You Can Help End HIV by Participating in This Injectable PrEP Study
If you’re an HIV-negative gay/bi man or trans woman who has bottomed for bareback sex, has more than five sex partners (with or without condoms), has used narcotic stimulants or has had gonorrhea, chlamydia or syphilis in the last six months, congratulations! You may be eligible to join an injectable PrEP study.
The Glasko Smith-Kline-owned HIV research company ViiV Healthcare just announced phase three of their worldwide study involving over 4,500 people in 40 sites in North and South America, Asia and Africa. If you qualify, you’ll be injected with an integrase strand transfer inhibitors (INSTI) called Cabotegravir, an antiretroviral drug that blocks HIV’s ability to infect new cells.

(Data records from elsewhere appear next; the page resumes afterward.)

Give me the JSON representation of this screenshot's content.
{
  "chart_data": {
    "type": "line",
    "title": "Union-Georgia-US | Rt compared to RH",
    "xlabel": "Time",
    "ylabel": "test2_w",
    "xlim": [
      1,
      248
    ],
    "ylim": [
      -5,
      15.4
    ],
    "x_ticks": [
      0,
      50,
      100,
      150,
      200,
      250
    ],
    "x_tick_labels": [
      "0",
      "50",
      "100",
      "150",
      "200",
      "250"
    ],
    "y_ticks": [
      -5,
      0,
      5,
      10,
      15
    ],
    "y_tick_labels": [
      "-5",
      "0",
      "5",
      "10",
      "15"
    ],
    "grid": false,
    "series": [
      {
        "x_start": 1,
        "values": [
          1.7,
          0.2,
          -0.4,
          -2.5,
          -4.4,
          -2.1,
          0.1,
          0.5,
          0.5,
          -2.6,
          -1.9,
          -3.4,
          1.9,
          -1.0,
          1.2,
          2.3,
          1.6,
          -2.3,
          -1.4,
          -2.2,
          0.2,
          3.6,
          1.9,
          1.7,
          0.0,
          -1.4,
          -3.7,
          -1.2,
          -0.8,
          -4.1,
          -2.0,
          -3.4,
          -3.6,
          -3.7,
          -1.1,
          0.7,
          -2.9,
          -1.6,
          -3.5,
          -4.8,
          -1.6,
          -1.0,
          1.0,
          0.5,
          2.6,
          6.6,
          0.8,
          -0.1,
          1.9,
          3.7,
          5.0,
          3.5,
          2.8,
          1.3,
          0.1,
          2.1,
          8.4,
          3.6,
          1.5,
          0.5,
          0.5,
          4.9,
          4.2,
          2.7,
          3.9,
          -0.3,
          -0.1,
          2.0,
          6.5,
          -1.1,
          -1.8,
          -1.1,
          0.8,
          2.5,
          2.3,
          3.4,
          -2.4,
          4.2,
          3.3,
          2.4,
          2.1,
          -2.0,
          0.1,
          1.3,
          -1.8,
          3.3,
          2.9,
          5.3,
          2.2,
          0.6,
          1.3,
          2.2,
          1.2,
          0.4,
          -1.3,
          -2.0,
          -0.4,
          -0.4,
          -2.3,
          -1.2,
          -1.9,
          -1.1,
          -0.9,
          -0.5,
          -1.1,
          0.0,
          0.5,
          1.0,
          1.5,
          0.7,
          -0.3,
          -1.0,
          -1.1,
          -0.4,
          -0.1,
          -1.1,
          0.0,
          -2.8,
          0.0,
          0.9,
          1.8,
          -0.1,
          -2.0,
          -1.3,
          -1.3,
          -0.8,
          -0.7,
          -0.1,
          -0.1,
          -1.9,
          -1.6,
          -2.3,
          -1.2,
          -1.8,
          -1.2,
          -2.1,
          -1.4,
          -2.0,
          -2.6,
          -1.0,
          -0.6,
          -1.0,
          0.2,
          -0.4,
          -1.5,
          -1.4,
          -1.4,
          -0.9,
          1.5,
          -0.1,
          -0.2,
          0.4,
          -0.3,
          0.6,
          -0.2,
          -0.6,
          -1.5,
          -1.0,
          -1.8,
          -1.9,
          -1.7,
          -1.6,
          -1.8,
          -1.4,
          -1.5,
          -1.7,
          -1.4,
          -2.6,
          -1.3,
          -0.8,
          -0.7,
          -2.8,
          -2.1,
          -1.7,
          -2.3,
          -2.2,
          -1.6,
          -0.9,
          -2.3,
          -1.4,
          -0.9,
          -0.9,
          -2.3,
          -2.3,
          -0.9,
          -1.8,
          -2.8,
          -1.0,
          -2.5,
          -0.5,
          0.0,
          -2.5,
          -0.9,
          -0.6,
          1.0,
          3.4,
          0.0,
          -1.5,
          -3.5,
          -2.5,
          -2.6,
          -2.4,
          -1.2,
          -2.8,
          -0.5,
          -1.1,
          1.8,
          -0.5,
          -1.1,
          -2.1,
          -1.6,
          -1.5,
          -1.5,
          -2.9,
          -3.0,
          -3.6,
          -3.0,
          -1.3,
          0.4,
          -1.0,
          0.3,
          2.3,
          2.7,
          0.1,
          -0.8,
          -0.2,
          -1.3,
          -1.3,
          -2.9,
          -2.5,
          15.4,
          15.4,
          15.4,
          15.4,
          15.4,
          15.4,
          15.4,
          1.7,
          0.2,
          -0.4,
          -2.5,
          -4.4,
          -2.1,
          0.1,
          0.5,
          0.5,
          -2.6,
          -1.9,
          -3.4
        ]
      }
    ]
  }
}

Cabotegravir stays active in the body for two months, unlike Truvada whose effectiveness decreases if not taken daily. If the trial proves successful, HIV-positive and negative people could one day receive a bi-monthly injection to help prevent HIV rather than having to take a daily pill. Ultimately, researchers hope to create an HIV-preventing injection that would last at least three months, if not longer. That’d certainly help the United Nations reach their goal of ending the AIDS epidemic by 2030.
Side effects of Cabotegravir include insomnia and headache with more serious effects including allergic reactions and abnormal liver function in patients with hepatitis B or C. Talk with your doctor or contact one of the study sites if you’re interested in joining.